The Ad Tech Shakeout is Coming

The market for advertising technology and services remains fragmented and complex, but a shakeout is imminent. The venture capital money has all but dried up, and most ad tech businesses are not profitable. The oft-predicted large-scale consolidation of the industry is bound to happen in the next year, as those firms begin to run out of gas and are forced to either shutter or sell.

“People think ad tech is hot, but in reality, there’s been carnage in the market,” said Sundeep Chanana, a digital media specialist with investment bank Waller Capital. “For every AppNexus, there are literally 35 or 40 unprofitable companies out there bleeding cash that just can’t raise more money or find a buyer. A lot of those guys will disappear, or you’ll see them gobbled up for prices far below expectations.”
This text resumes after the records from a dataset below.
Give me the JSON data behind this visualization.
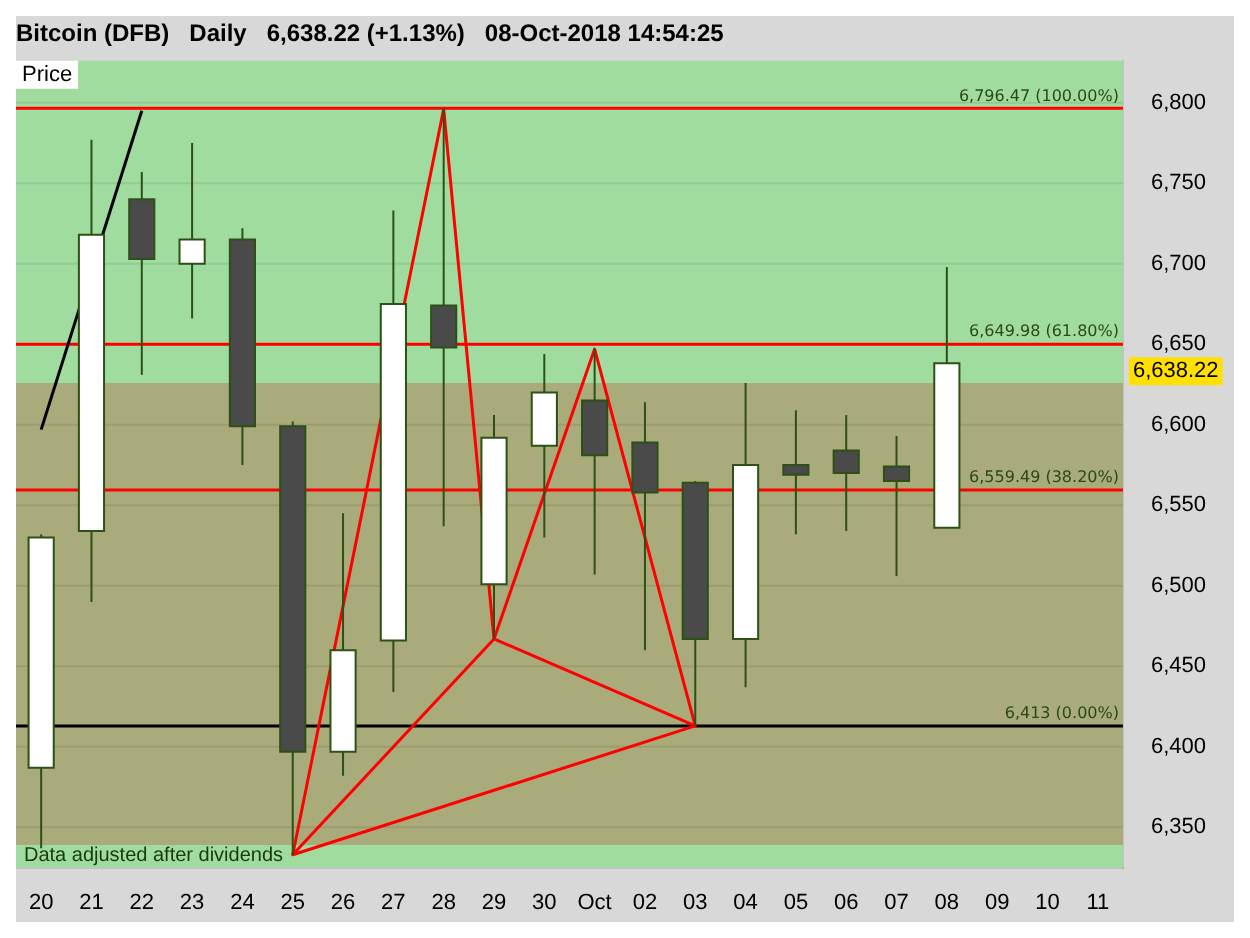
{
  "chart_data": {
    "type": "candlestick",
    "title": "Bitcoin (DFB)   Daily   6,638.22 (+1.13%)   08-Oct-2018 14:54:25",
    "ylabel": "Price",
    "categories": [
      "20",
      "21",
      "22",
      "23",
      "24",
      "25",
      "26",
      "27",
      "28",
      "29",
      "30",
      "Oct",
      "02",
      "03",
      "04",
      "05",
      "06",
      "07",
      "08",
      "09",
      "10",
      "11"
    ],
    "ohlc": [
      [
        6387,
        6532,
        6337,
        6530
      ],
      [
        6534,
        6777,
        6490,
        6718
      ],
      [
        6740,
        6757,
        6631,
        6703
      ],
      [
        6700,
        6775,
        6666,
        6715
      ],
      [
        6715,
        6722,
        6575,
        6599
      ],
      [
        6599,
        6602,
        6333,
        6397
      ],
      [
        6397,
        6545,
        6382,
        6460
      ],
      [
        6466,
        6733,
        6434,
        6675
      ],
      [
        6674,
        6796.47,
        6537,
        6648
      ],
      [
        6501,
        6606,
        6467,
        6592
      ],
      [
        6587,
        6644,
        6530,
        6620
      ],
      [
        6615,
        6647,
        6507,
        6581
      ],
      [
        6589,
        6614,
        6460,
        6558
      ],
      [
        6564,
        6565,
        6413,
        6467
      ],
      [
        6467,
        6626,
        6437,
        6575
      ],
      [
        6575,
        6609,
        6532,
        6569
      ],
      [
        6584,
        6606,
        6534,
        6570
      ],
      [
        6574,
        6593,
        6506,
        6565
      ],
      [
        6536,
        6698,
        6536,
        6638.22
      ],
      null,
      null,
      null
    ],
    "colors": [
      "#ffffff",
      "#ffffff",
      "#4a4a4a",
      "#ffffff",
      "#4a4a4a",
      "#4a4a4a",
      "#ffffff",
      "#ffffff",
      "#4a4a4a",
      "#ffffff",
      "#ffffff",
      "#4a4a4a",
      "#4a4a4a",
      "#4a4a4a",
      "#ffffff",
      "#4a4a4a",
      "#4a4a4a",
      "#4a4a4a",
      "#ffffff",
      null,
      null,
      null
    ],
    "series": [
      {
        "type": "line",
        "color": "#000000",
        "x": [
          "20",
          "22"
        ],
        "values": [
          6597,
          6795
        ]
      },
      {
        "type": "line",
        "color": "#ff0000",
        "x": [
          "25",
          "28",
          "29",
          "Oct",
          "03",
          "29",
          "25",
          "03"
        ],
        "values": [
          6333,
          6796,
          6467,
          6647,
          6413,
          6467,
          6333,
          6413
        ]
      }
    ],
    "bands": [
      {
        "axis": "y",
        "from": 6626,
        "to": 6826,
        "color": "#a0dca0"
      },
      {
        "axis": "y",
        "from": 6339,
        "to": 6626,
        "color": "#a9ab7a"
      },
      {
        "axis": "y",
        "from": 6325,
        "to": 6339,
        "color": "#a0dca0"
      }
    ],
    "ref_lines": [
      {
        "axis": "y",
        "value": 6796.47,
        "label": "6,796.47 (100.00%)",
        "color": "#ff0000"
      },
      {
        "axis": "y",
        "value": 6649.98,
        "label": "6,649.98 (61.80%)",
        "color": "#ff0000"
      },
      {
        "axis": "y",
        "value": 6559.49,
        "label": "6,559.49 (38.20%)",
        "color": "#ff0000"
      },
      {
        "axis": "y",
        "value": 6413,
        "label": "6,413 (0.00%)",
        "color": "#000000"
      }
    ],
    "annotations": [
      "Data adjusted after dividends",
      "6,638.22"
    ],
    "ylim": [
      6325,
      6826
    ],
    "yticks": [
      {
        "value": 6350,
        "label": "6,350"
      },
      {
        "value": 6400,
        "label": "6,400"
      },
      {
        "value": 6450,
        "label": "6,450"
      },
      {
        "value": 6500,
        "label": "6,500"
      },
      {
        "value": 6550,
        "label": "6,550"
      },
      {
        "value": 6600,
        "label": "6,600"
      },
      {
        "value": 6650,
        "label": "6,650"
      },
      {
        "value": 6700,
        "label": "6,700"
      },
      {
        "value": 6750,
        "label": "6,750"
      },
      {
        "value": 6800,
        "label": "6,800"
      }
    ],
    "grid": "y",
    "marker": "none",
    "legend": false
  }
}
According to to Luma Partners’ Terry Kawaja, the failure of many of these companies will be a good thing for the market. Consolidation would have happened sooner, but persistent venture capital investment has delayed the inevitable, he argues. “We are long overdue for marginal companies in the advertising technology ecosystem to close. We simply didn’t need an eighth ad exchange,” he wrote in a recent blog post.

More importantly, advertising agencies, which are the main customers of these tech firms, concur. In conversations with various executives in recent weeks, the common theme is that there’s too much overlap among the hundreds of companies out there competing for attention. Many simply offer point solutions, as opposed to legitimate, sustainable products or services. Despite the continued growth of digital advertising, the market simply can’t support it, they say. Consolidation is inevitable.

That process is already underway. According to data released Wednesday by investment bank Coady Diemar Partners, the number of ad tech transactions in the first half of 2013 doubled those from the first half of last year. Investors are losing patience and are increasingly pushing their companies to either find buyers or to show them a clear path to profitability. The days of scaling now and worrying about profits later appear to be over.

The glass-half-full crowd would point to the recent IPO filings for Tremor Video and YuMe. Neither company’s prospectus is likely to wow Wall Street, as neither has proven consistently profitable. (YuMe showed a profit last year, but it slipped to a $3 million loss in the first quarter of this year.) Once upon a time, a public offering was deemed a success story, but for many ad tech and digital media vendors, it’s quickly becoming a last resort as options for a sale or further financing become scarce.

“If you go public now as an ad tech company, the statement is you’ve tried to sell the company unsuccessfully once, twice or three times,” Chanana said. “It’s a last-ditch effort. The only time an IPO is a first resort is when you’re too big to be acquired.”

Tremor, for example, raised $75 million in its IPO instead of the $90 million it hoped for. Its stock opened at $10 and was trading below $7.50 within five days. The company lost $16 million in 2012, hardly a resounding success. Millennial Media is another example. The mobile ad network, which has never made a profit, priced its IPO last April at $13. It’s currently trading around $8. Mobile marketing company Velti priced its IPO at $12 back in January 2011. Its stock is currently trading below $1.50.

YuMe, however, could fare better in the public markets. Its revenues grew 70 percent in the year ending in March 2013, and it posted a net income of $6.3 million. The problem with these businesses is that they are smaller than they appear. On the face of it, YuMe brought in a healthy $116.7 million in revenue last year. But that’s including what YuMe pays for ad inventory, which accounts for the bulk of its $63 million cost of revenue. YuMe enjoyed its first profitable year in 2012, but slipped to a loss in the first three months of 2013.

Nonetheless, the fact that the Millennials and Tremors of the world have succeeded in going public will probably encourage similar companies to follow. Failing that, a cheap sale to one of the better-financed players in the market could be their best option.

“There’s just not a strong record of this type of company turning a profit,” Chanana concluded. “A lot of these guys don’t deserve to go public.”